Adam: We would meet occasionally for lunch, just to chew the cud and talk about the marketplace, and when we met last October it became very apparent that our direction of travel was the same, and maybe this was the time to bring both houses together. So we decided to stop fighting each other and are looking to work together and raise our game in the face of new competition.
The sector has evolved, the companies have got larger, the larger global entities and recruitment companies coming into our domain. The idea was, if we combine forces, we now have an offering that is immensely credible against those houses.
We’ve got unprecedented knowledge; we’ve got access points that no one else has; and we’ve got a track record that no one else has. That all gives us a platform not just to consolidate the UK, but also to make moves into Europe and the US, which is where we see our future.

Luke: We’re unequivocally the lead provider in SME private-equity healthcare. Anything that’s sub-£200 million in revenue, we’re the go-to, and that’s evidenced by the number of appointments that we’ve made in recent years: 22 private equity CEOs in the last 12 months is nearly triple what anyone else out there is doing.
We want our clients to recognise that we’re a friend to the sector, that by coming to us they have absolute, dialled-in specialism and laser focus in their particular space. We know what good looks like in the sector, and we’re able to analyse their businesses effectively to bring them the right people from out of the sector.
Beyond our core market, we want to continue growth into the big-capital investors.
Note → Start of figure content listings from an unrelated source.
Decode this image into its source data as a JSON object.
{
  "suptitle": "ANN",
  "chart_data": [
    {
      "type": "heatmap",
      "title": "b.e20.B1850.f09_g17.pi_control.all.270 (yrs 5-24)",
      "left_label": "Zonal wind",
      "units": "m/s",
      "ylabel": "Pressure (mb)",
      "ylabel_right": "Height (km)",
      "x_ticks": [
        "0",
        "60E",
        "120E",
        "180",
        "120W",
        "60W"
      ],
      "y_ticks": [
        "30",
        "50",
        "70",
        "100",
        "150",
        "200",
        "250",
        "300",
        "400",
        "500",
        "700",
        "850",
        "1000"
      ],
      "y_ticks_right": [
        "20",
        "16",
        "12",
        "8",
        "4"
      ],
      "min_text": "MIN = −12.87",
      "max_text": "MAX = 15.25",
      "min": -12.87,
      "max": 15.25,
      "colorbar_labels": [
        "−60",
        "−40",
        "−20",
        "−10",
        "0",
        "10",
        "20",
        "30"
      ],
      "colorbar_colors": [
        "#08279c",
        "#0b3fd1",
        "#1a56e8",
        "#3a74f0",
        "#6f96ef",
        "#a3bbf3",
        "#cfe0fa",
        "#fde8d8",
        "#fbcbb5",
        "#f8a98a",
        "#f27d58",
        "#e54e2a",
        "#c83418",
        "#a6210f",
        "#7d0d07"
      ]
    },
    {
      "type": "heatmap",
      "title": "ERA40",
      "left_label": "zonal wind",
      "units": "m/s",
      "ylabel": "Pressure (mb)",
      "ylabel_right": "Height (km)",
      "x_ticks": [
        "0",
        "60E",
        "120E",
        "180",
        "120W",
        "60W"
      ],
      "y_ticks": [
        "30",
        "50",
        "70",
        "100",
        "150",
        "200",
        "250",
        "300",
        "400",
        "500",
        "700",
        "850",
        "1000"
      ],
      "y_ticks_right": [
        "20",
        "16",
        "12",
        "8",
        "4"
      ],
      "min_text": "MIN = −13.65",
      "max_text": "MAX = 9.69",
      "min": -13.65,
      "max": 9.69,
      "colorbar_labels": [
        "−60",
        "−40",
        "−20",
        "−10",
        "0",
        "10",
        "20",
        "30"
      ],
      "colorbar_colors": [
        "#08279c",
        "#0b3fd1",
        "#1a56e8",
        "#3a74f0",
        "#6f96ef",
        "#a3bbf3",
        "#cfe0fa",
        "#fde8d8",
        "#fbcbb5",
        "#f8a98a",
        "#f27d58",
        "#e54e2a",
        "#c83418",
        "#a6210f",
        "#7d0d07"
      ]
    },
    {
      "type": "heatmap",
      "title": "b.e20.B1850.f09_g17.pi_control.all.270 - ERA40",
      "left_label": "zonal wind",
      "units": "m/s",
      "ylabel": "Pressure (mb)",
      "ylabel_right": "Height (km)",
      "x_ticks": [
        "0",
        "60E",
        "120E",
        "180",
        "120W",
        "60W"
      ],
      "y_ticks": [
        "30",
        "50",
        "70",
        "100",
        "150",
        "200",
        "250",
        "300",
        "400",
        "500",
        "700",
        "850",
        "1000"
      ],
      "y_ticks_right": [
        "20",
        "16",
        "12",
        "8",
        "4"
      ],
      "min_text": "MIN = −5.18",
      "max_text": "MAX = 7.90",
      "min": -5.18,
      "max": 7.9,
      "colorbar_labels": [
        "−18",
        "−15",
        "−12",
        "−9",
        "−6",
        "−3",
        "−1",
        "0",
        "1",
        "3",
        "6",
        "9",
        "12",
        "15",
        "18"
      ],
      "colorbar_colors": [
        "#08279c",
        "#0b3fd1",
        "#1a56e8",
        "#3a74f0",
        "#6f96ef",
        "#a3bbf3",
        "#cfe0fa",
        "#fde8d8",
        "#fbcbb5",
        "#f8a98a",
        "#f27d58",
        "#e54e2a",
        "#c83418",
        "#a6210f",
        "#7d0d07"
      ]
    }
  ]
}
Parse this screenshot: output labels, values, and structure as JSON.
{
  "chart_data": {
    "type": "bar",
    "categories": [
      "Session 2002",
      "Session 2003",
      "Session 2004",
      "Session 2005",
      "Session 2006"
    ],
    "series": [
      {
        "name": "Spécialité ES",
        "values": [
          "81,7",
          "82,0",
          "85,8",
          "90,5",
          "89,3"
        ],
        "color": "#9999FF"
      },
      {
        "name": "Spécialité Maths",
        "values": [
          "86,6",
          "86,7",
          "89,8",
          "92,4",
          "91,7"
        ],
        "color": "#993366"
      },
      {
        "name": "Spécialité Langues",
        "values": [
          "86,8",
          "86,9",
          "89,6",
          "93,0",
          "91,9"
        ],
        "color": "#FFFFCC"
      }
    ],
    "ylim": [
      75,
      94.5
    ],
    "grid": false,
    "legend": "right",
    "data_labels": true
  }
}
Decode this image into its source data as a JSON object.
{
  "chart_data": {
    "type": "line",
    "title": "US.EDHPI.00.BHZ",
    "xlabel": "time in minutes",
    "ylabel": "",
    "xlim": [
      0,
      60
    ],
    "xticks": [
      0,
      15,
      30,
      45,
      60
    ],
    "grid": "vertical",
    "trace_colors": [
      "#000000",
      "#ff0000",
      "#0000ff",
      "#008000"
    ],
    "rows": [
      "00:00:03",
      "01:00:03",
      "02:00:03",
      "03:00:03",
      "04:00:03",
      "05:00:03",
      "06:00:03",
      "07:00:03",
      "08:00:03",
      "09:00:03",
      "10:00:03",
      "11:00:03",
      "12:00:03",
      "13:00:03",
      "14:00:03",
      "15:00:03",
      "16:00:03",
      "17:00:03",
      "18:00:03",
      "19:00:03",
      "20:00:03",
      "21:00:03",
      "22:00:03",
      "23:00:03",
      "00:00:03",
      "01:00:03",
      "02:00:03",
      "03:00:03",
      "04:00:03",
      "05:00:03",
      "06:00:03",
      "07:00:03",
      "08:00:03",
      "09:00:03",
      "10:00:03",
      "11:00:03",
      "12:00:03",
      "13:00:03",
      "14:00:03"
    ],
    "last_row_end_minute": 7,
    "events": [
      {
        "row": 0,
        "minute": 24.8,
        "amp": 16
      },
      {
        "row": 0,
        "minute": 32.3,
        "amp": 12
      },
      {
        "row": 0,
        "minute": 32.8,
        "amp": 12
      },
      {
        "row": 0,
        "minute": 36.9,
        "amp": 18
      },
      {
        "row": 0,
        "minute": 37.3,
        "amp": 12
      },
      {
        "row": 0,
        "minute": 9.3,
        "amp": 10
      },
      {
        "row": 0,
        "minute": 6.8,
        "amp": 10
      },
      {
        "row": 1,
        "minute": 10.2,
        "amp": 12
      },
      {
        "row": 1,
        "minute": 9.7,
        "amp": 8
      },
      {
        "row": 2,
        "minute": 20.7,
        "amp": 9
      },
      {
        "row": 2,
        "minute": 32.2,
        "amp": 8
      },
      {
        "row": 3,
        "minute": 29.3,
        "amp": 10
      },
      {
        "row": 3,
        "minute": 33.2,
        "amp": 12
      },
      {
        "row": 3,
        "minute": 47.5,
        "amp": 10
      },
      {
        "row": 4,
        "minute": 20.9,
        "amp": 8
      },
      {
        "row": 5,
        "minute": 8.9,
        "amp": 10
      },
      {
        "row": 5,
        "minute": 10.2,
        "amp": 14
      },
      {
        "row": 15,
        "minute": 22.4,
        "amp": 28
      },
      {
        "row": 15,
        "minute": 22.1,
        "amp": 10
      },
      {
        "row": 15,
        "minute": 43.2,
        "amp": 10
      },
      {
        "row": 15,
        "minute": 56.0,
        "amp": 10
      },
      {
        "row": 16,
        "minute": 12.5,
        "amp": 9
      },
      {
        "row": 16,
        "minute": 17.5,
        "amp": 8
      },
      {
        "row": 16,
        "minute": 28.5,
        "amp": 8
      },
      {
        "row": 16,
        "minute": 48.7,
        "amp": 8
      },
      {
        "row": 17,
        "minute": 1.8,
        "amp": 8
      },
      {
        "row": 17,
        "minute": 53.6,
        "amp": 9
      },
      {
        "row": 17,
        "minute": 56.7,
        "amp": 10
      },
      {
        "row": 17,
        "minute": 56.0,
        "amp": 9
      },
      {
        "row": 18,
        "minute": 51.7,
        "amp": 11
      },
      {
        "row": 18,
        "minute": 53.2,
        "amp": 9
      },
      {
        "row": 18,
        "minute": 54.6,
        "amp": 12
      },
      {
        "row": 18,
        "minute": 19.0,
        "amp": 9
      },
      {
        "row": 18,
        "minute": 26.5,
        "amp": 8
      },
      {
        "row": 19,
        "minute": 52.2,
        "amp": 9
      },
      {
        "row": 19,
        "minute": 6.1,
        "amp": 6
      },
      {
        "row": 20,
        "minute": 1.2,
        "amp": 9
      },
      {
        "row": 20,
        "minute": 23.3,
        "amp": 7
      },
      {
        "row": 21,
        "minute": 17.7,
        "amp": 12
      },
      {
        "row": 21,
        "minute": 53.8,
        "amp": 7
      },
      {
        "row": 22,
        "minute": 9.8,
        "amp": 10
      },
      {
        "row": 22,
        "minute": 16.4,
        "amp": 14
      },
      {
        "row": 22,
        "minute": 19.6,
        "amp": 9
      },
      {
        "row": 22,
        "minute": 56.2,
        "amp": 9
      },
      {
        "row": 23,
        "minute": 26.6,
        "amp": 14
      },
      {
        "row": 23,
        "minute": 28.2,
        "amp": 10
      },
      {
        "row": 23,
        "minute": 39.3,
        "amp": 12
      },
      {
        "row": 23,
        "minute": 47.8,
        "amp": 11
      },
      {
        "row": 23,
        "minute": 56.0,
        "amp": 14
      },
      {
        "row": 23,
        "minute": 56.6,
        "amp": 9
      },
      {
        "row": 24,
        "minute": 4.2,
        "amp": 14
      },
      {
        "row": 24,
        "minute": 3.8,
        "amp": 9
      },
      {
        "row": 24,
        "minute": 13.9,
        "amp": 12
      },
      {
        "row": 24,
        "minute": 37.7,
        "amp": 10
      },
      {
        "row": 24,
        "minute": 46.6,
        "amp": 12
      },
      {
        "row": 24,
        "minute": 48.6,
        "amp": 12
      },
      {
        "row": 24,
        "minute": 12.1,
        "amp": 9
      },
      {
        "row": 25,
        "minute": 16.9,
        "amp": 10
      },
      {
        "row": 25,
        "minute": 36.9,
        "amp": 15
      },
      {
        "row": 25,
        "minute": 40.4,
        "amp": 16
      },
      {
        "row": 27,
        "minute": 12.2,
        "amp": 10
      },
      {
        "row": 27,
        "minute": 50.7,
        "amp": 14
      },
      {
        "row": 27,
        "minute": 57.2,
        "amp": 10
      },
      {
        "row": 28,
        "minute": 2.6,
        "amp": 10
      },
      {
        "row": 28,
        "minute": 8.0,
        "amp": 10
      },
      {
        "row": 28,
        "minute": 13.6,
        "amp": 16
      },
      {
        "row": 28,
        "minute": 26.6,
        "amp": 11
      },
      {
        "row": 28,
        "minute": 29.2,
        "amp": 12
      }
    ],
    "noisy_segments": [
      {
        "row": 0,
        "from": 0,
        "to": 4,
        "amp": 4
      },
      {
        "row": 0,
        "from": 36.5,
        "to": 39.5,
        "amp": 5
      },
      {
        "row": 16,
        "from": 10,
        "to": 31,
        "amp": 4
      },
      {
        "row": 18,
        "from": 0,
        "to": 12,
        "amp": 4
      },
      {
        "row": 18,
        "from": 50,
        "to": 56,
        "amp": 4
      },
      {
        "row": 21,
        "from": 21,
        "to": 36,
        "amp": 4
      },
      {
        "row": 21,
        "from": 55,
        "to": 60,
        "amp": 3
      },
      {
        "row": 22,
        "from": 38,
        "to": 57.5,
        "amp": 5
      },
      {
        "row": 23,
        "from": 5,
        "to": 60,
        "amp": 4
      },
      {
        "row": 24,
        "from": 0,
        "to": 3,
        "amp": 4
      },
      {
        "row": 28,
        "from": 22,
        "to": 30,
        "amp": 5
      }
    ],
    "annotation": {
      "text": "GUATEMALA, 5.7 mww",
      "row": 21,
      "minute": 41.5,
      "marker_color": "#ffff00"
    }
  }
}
We’re beginning to do a lot of work with the likes of CBC. We’ve appointed two big roles in the UK and in Europe for them, and we want to continue working with those larger-capital investors in in Europe and eventually America.
And, of course, we have our new relationship with Cow Corner. They’re backing us to make substantive growth and helping take our successful model that we’ve applied in health and social care and expand that into life sciences in the UK, Europe and America.
“We remain inch-wide, mile-deep and a friend to the sector”
We want to be absolutely specialist in healthcare services and complementary services around that, including things like health technology. Then, by the end of the year, we’ll be a trusted partner to a lot of the UK investors that deploy capital into the life sciences space.
Adam: I’d also like to highlight that the acquisition of Carter Schwartz followed the acquisition of Carrot Recruitment, and there will be further acquisitions on the horizon which will actually help us to embed ourselves in other marketplaces within those spheres.
Was there anything else you wanted to touch on today?
Luke: I think the key message that we want to get over is that CCO is a consolidation of the leading minds in the sector, and the knowledge and track record that comes with that. We remain inch-wide, mile-deep and a friend to the sector. We’re only going to be doing this and we’re consolidating the SME market, growing further into that big-cap and growing further geographically from there. We’ll also be looking for continued acquisitions for businesses that are high-performing in our niche areas.
Our collective track records from last year include 22 private-equity-backed CEO appointments, which is ridiculous. Us joining forces is actually a huge positive for the market. I think it really needs it.